Введение в эстетику - стр. 9
«Смятение сердца», несомненный синоним вдохновения, «потемнение рассудка», равносильное иррациональной интуиции, «гимн» и дифирамб заменяют рассуждение и критику – таково именно отношение, рекомендуемое теоретику, как только он избирает своим предметом изучение прекрасного[2].
Ни ученому, ни моралисту, ни даже мыслителю, предметом исследования которого служит история и теория религий – область мистерий и тайн par excellence, – никто в настоящее время не осмелится серьезно рекомендовать подобное отношение. Между тем нет сомнения, интуиция истины, блага и веры нисколько не менее чувства прекрасного заслуживает нашего внимания и не менее глубоко коренится в личности.
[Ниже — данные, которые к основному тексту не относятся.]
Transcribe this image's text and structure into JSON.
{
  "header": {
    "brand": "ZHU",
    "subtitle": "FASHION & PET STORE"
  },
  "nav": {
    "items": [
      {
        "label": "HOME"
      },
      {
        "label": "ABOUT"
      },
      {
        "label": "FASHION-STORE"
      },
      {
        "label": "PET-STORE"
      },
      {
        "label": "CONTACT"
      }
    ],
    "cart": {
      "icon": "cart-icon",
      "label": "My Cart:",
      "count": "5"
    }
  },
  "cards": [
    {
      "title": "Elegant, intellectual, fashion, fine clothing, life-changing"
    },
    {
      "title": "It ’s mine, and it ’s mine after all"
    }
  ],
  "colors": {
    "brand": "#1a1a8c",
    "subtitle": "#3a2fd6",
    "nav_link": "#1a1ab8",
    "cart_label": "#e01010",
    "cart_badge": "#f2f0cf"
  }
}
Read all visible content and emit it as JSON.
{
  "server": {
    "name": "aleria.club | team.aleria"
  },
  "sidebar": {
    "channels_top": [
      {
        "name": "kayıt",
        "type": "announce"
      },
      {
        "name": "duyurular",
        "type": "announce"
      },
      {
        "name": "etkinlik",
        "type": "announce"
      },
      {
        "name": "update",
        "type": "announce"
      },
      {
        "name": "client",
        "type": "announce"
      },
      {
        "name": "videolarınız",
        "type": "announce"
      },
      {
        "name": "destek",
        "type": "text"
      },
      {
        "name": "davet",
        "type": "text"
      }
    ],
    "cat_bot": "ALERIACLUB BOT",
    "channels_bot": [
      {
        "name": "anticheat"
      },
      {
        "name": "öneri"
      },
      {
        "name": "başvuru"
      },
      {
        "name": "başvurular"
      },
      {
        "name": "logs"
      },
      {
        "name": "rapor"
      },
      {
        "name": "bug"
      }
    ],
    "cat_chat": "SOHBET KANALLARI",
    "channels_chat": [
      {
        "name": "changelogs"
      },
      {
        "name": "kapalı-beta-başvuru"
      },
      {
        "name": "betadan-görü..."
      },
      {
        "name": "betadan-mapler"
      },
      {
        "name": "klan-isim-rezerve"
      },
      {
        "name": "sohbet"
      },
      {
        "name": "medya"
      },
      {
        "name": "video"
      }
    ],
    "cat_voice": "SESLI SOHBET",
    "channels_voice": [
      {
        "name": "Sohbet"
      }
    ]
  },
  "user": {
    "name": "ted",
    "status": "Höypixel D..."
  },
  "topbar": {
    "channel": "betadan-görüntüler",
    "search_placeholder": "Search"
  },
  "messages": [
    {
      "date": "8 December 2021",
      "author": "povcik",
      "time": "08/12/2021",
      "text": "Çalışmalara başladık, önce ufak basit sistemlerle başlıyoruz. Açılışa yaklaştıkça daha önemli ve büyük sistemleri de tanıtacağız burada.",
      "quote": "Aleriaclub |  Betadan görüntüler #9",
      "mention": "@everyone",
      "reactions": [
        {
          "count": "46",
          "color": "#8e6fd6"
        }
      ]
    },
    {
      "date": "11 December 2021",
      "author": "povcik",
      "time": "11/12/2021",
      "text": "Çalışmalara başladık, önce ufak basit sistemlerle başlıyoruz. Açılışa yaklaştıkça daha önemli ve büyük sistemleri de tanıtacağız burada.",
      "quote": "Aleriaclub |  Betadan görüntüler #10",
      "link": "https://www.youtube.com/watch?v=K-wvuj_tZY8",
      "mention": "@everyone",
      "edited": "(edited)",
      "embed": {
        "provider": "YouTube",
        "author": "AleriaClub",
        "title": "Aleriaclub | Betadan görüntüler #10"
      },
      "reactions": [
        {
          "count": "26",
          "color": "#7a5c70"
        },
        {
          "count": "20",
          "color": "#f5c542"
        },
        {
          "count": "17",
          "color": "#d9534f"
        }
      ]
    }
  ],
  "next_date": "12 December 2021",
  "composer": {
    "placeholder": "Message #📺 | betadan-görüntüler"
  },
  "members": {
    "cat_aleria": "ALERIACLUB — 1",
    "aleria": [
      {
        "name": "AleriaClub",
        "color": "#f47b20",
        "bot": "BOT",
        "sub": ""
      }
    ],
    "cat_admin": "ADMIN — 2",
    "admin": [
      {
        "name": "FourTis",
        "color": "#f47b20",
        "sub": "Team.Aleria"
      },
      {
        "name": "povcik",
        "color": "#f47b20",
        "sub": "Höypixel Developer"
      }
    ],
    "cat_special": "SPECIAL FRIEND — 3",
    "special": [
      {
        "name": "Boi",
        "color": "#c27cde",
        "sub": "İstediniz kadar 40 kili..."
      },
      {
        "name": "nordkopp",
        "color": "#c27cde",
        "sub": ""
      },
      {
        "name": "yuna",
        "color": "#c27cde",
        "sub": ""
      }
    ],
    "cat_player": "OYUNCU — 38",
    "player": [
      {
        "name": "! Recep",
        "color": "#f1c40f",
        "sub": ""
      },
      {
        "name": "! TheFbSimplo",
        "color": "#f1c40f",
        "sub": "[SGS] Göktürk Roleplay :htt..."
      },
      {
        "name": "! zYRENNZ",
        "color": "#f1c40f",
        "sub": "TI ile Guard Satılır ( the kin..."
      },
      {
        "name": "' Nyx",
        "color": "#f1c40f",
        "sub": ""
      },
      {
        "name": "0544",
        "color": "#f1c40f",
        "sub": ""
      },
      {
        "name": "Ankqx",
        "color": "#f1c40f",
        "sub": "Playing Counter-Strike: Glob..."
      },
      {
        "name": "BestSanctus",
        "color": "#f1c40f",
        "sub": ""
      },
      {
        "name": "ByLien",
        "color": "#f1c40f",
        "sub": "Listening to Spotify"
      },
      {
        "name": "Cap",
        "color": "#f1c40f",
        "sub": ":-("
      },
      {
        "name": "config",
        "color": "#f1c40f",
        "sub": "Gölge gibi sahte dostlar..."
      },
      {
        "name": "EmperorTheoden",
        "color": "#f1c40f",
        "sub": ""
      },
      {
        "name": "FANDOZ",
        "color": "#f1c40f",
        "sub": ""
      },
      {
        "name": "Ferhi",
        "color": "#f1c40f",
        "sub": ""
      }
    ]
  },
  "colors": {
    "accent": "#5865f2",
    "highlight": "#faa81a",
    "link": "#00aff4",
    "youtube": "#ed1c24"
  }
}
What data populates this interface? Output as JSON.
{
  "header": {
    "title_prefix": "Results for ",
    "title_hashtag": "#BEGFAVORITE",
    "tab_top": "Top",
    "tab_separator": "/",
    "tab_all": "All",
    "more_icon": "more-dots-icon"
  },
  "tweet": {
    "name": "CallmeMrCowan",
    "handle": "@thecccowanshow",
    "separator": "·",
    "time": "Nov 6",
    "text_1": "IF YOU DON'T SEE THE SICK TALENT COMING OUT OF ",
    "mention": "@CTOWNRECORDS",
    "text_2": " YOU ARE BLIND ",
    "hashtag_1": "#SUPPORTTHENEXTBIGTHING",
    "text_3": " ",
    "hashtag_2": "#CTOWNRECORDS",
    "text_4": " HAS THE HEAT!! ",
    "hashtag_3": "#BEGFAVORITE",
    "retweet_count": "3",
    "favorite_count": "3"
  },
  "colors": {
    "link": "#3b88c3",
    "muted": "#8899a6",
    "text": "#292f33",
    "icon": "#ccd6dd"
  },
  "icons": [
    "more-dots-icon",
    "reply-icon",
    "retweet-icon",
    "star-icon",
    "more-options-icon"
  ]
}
Но чем более иррациональна интуиция, которую пытаются объяснить теоретически, тем более необходима ясность в ее анализе, ибо задача не в том, чтобы вызвать интуицию или усилить ее, а в том, чтобы подойти к ней просто как к факту, к объекту наблюдения.
Но немало мыслителей утверждают, что бескорыстное размышление теряет все свое право в подобной области и что голова должна закружиться у неблагоразумного исследователя, который рискнул бы снять покрывало с этой второй Саисской богини: без этого головокружения он не достиг бы своей цели, не заметил бы своего истинного предмета. Полагали, что красота кроется лишь в чувственно воспринимаемой внешности вещей. Но не находится ли она, наоборот, всецело вне этого внешнего покрова вещей, хотя и существует исключительно благодаря ему? Красота – выражение неизреченного, интуиция непознаваемого, предвосхищение непонятного, чувство сверхчувственного, откровение нашего сокровенного я вне всякой личности и еще многое другое – какое угодно противоречие, лишь бы оно было явным и тотчас же влекло к тайне!
Здесь не место исследовать, существует ли это противоречие реально, в фактах или только в теории, равно как и обсуждать ценность эстетического мистицизма как особого направления, в другом тексте мы попытались, впрочем, показать, что мистицизм оказался неспособным уловить истинно эстетического явления и даже определить свой предмет[3]. В этой книге можно ограничиться лишь тем убеждением, которое неизбежно вытекает из упомянутой критики мистицизма: еще до сих пор методом эстетики является полное отсутствие метода, конечно, если не прикрывать этим именем вечное, так называемое богооткровенное прорицание, возвышение к неизреченному…
Нужно признать, что эта характеристика эстетического мистицизма отнюдь не карикатурна: начиная с Плотина и кончая Рёскиным, Толстым, Метерлинком, Пеладаном или даже Бергсоном, мистические притязания нисколько не изменились ни в сущности своей, ни даже в форме.
Как всегда в области веры, теоретические рассуждения мистиков очень слабы и едва заслуживают внимания: мистическое – одно, не менее любопытные рассуждения, пытающиеся обосновать его, – другое; рассуждения эти не столько причина мистицизма, сколько его следствие. Теоретик, задавшийся целью исследовать все эстетические явления, должен одинаково объяснить и то и другое.
Совершенно иначе обстоит дело с причинами практического характера, которые здесь являются решающими. Практическая же цель эстетики без метода заключается в горячем желании непосредственно воздействовать на творчество художника или на лицо, воспринимающее художественное произведение: усиливать вдохновение художника, вызывать восхищение зрителя или слушателя. Поэтому мистическая художественная критика стремится сама стать вторым произведением искусства; смотря по обстоятельствам, получается или незаконная конкуренция, или бессильный паразитизм.